While there are many announcements about breakthroughs in the synthesis and manipulation of carbon nanotubes and other carbon-based nanostructures, the ability to grow silicon nanomaterials gets less press. Partly that's because it's much more challenging to make them. However, French researchers have figured out how to synthesize them at much lower temperatures.
In the lab, silicon nanowires are usually created by flowing silane gas, the silicon precursor, over gold particles. The metal catalyzes the growth of silicon nanowires as long as the gas is present and, in fact, 99% of lab studies use this approach. However, there may come a time when these silicon nanowires need to be fabricated using traditional CMOS technology, in which case you can't use gold. Gold, it turns out, creates electron traps in the silicon, lessening the material's semiconductor properties.

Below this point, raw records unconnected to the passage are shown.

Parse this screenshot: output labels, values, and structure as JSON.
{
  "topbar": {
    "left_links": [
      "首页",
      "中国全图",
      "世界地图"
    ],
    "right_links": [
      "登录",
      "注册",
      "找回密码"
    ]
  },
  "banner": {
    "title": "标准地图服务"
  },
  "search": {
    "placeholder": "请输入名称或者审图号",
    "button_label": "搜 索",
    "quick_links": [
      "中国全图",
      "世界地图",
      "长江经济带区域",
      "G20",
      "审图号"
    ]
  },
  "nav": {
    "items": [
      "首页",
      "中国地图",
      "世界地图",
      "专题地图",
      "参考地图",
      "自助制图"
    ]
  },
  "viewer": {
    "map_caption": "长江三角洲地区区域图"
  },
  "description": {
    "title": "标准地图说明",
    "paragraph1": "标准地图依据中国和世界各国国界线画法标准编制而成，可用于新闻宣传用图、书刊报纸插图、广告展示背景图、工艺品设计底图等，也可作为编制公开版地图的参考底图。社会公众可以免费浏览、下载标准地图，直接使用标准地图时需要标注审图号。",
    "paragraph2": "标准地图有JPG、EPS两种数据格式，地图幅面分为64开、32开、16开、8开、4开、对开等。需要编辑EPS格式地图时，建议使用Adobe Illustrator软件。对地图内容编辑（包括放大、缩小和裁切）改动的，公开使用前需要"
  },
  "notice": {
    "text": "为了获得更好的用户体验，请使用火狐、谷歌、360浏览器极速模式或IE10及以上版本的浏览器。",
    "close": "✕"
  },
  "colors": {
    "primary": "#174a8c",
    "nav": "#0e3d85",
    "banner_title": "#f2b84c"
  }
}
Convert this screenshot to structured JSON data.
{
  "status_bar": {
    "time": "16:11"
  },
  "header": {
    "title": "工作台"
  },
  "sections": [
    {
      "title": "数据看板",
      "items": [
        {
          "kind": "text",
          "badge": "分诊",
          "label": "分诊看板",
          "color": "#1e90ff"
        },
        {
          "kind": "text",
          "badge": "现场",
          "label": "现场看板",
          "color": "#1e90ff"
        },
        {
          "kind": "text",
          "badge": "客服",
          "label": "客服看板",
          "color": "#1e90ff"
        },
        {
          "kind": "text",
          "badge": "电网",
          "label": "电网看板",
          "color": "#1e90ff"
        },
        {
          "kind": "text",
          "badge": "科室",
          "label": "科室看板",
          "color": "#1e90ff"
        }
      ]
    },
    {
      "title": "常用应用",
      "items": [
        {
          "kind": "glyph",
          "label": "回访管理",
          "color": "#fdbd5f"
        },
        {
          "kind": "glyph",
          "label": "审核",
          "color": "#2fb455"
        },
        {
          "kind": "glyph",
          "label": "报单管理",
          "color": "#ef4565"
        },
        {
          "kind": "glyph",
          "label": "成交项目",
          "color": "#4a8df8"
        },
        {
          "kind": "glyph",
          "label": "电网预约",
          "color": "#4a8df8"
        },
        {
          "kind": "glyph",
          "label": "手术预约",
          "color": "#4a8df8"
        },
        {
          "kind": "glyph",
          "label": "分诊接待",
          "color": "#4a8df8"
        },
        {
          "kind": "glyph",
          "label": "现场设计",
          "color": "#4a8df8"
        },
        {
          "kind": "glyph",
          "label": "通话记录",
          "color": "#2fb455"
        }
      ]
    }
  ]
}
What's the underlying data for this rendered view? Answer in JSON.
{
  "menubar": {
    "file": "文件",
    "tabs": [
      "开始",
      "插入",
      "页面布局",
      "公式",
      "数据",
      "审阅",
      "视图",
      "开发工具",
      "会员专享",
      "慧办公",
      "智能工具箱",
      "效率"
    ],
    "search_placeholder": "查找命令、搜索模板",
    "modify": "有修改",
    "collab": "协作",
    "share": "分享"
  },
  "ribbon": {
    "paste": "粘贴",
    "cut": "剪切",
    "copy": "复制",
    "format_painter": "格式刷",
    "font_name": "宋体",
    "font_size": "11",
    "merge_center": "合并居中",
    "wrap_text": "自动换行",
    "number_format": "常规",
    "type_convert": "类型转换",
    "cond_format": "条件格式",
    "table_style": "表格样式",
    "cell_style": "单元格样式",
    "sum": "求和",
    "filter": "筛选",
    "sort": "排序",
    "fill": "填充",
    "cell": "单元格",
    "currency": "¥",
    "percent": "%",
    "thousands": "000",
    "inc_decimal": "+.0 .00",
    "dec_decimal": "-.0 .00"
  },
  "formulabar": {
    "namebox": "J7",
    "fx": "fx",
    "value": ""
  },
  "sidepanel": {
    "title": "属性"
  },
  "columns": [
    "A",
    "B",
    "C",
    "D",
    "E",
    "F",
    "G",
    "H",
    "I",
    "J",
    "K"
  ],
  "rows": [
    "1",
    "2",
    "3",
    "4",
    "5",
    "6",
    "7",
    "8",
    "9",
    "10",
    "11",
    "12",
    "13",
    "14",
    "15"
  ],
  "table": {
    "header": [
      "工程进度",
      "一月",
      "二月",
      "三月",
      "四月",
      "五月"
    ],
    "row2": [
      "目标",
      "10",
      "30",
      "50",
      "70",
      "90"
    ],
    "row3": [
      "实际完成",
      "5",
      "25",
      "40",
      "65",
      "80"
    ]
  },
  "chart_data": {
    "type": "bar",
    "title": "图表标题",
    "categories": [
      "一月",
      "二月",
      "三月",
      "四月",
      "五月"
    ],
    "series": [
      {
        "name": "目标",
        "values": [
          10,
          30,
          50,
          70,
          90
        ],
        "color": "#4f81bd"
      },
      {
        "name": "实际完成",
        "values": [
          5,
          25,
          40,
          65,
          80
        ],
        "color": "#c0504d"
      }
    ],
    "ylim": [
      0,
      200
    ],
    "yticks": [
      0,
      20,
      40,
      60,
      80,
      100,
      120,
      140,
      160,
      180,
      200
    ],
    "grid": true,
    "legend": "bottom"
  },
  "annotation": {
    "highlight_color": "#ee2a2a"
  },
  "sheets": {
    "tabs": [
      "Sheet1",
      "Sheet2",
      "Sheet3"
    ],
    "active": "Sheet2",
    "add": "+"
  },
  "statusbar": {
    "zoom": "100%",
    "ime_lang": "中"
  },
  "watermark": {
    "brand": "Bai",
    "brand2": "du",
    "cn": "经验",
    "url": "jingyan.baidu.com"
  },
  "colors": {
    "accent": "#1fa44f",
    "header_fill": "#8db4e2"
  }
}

For industry compatibility, it's better to use either aluminum or copper as the metal catalyst but that presents further problems. In this case, silicon nanowires only grow at temperatures above 450°C. But at these higher temperatures, metal interconnects and devices (such as transistors) present in traditional CMOS electronics break down. Therefore, to create silicon nanowires using methods compatible with traditional CMOS technology, the temperature at which nanowire formation is catalyzed needs to be lower.
And that's exactly what Vincent T. Renard, Michael Jublot, Patrice Gergaud, Peter Cherns, Denis Rouchon, Amal Chabli, and Vincent Jousseaume—researchers at Leti, a French research and development institute—have achieved by adopting a rather counterintuitive approach to the copper catalyst. Traditionally, the one thing you don't want to do is to oxidize your metal catalyst. As it happens, and as the team discovered, copper oxide rather than copper results in silicon nanowire formation at temperatures as low as 400°C. Their article, published in Nature Nanotechnology, describes the catalyst preparation method behind this advance.
We're still many years away from nanodevices but this development moves us an important step closer to incorporating nanomaterials and nanoscale structures into commercial CMOS devices.